使節団と皇太子1
続きです。次回の更新は時間がかかるかもです。
父様…。竜神帝国の皇帝。威圧感ヤバイし、恐ろしいのですが、いつ助けに来てくれるのでしょう?目の前に座りこちらの様子をうかがう、初老のイケメンに向かい微笑みながら心のなかでそう問いかけた。
こうなったのは、父様の命令のせいである。
3日前。私が大量の恋愛小説を自室で、ゴロゴロしながら読んでいると、父様の側近、クランが私を訪ねてきて開口一番にこう言い放った。
「姫様。至急、主のもとにおいでください。」
「ねぇ、見てわからない?お取り込み中なんだけど。.....父様に後で伺いますって言っといて。」
本を捲りながら、言うとめんどくさい側近が、そういうと思いました。と言いある興味深い提案をしてきた。

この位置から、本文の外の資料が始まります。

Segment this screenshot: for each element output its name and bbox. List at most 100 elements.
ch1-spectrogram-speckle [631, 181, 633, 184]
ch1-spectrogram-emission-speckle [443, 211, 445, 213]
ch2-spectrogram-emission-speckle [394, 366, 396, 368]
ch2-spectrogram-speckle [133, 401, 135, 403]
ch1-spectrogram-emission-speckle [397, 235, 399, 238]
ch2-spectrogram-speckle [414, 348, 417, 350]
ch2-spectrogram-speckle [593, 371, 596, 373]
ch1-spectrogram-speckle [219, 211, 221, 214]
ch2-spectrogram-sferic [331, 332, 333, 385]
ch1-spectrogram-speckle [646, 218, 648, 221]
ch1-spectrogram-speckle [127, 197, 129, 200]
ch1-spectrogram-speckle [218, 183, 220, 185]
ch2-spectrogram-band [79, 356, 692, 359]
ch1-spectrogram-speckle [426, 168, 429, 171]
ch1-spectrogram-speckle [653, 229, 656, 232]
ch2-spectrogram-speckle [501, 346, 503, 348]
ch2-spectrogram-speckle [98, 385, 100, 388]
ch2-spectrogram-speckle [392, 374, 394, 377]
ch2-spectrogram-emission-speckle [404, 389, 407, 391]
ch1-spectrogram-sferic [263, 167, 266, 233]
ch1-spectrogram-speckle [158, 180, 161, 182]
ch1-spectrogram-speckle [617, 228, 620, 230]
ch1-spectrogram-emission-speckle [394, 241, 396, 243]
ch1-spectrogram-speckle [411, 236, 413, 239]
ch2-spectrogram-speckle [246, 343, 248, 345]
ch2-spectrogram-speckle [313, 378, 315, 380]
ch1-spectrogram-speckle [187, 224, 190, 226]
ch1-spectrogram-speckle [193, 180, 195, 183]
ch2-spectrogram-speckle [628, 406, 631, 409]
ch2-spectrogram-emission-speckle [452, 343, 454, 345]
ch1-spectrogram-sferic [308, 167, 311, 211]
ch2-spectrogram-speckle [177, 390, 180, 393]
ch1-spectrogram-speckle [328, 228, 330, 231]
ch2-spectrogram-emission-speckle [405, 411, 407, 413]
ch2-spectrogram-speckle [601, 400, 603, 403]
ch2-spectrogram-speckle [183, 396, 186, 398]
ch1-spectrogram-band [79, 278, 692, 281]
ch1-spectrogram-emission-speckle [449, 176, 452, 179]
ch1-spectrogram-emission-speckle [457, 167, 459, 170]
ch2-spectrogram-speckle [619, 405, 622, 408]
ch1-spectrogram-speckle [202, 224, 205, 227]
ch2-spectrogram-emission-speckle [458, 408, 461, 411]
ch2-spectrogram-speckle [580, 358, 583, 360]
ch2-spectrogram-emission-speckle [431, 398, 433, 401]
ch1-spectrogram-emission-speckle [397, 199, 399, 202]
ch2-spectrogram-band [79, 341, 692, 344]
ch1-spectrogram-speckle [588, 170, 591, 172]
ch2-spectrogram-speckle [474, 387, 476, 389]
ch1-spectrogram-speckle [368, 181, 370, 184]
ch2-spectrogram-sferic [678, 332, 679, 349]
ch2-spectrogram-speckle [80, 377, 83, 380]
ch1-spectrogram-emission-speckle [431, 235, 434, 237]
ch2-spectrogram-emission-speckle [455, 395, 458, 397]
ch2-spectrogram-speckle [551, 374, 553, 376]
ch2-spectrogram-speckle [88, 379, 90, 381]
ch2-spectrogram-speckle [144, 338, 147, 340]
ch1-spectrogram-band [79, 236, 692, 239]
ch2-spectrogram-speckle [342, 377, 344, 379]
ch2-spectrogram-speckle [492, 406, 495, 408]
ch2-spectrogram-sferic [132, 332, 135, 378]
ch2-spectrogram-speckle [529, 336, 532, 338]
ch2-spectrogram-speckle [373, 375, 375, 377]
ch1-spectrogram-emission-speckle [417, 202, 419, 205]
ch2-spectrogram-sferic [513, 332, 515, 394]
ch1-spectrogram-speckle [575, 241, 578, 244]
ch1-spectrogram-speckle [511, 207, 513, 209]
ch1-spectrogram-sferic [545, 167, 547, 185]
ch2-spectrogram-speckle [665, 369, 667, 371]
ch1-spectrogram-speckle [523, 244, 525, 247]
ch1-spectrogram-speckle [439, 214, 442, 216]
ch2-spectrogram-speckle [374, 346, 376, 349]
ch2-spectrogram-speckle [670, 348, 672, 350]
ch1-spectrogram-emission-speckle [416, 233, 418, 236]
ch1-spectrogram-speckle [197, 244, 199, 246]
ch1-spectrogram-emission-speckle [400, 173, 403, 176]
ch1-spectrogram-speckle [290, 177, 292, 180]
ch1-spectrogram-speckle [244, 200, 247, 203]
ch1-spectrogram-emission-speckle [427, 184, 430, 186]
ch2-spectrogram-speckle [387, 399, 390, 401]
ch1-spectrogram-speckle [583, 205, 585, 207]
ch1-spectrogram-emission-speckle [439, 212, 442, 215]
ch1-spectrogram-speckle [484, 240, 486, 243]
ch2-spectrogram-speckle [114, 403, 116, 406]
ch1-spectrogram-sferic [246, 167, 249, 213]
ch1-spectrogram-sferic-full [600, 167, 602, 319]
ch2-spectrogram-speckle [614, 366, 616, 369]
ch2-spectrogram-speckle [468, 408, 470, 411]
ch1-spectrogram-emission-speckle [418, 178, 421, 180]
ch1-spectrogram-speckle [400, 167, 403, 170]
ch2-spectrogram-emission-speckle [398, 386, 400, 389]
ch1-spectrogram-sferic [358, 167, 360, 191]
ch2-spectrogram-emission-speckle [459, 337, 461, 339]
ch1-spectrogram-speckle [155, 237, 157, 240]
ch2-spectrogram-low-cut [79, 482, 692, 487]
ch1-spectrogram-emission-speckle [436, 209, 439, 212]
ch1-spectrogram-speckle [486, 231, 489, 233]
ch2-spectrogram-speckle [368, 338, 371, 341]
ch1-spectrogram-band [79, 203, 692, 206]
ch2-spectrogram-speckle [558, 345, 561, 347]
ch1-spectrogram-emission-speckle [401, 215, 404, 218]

「では、姫様の好きな探偵シリーズの最新刊とサイン色紙を手に入れてきます。主の頼みを聞いてくだされば...。」
ピク。
私の長いエルフのような耳が動いた。
「分かった。勿論だけど監禁して無理やり作者様に書かせるのはダメだからね。そなたならやりかねない。」
「承知いたしております。親愛なる姫様。」
「やめて。その親愛なるとか、鳥肌がたつ。......あと着替えるから出てって。」
私はそれだけ言うと、魔法でクランを追い出した。
侍女を連れ、お父様の執務室へ行くと、お父様、兄様と父様の側近たち、クラン、レン、ロンドがいた。
「お呼びでしょうか。父様。」
「あぁ、よく来たね。その、申し訳ないんだけど、明日から、2日間父様たち、この城にいないんだ。」
「存じています。確か、ダイアナ帝国に呼ばれたんですよね。兄様の皇太子になったのを報告するついでに。」
記憶をたどりつつそう答えた。
「あぁ、ただ、2日後の天気だと今日から3日後の竜神帝国使節団の到着の時間にギリギリ間に合わない。」
「えっと、つまり私が使節団の案内役ってことですか?!」
「まぁ、そういうことです。大丈夫です。このレンもついてますし。」
「ごめん。レン。そういう問題じゃないから。.....であの、父様。私まだ、10歳ですよ。ただでさえ城を任せるだけでなく、使節団の案内役まで、失敗すれば、外交問題です。」
「10歳がそこまで、考えられていたら、十分さ。それに年齢は武器になる。所詮は10歳。10歳だから仕方がないともなる。」
「それは確かにそうですが。」
「それに、君主論がこれほど理解できていて、国の歴史や重要人物まで覚えている。10歳にしては天才だ。うちの子どもたちは天才だなぁ。それに、大きくなったら私を手伝ってくれるのだろう?その予行練習だと思えばいい。」
父様は家庭教師に提出したはずのレポートをみんなの前でユラユラと揺らす。
あっ、高校生気分で外は10歳なの忘れてた。中身は学区のなかでは上位高校に進学したもんな。あのときはまじで頑張った。それに、地理、歴史は好きな上に得意分野。仕方がないよね。
「コミュニケーション能力ないし、人見知りだし。無理ですよ??失敗しても私の責任じゃありませんからね。仕方がない、受けてたちますわ!でも、なるべく早く帰ってきてくださいね。」
可愛くかつ恐ろしさを感じるように工夫してそう言うと、父様は敬語で、はい。と言った。
こうして、私は父様の留守を守ることとなったのだ。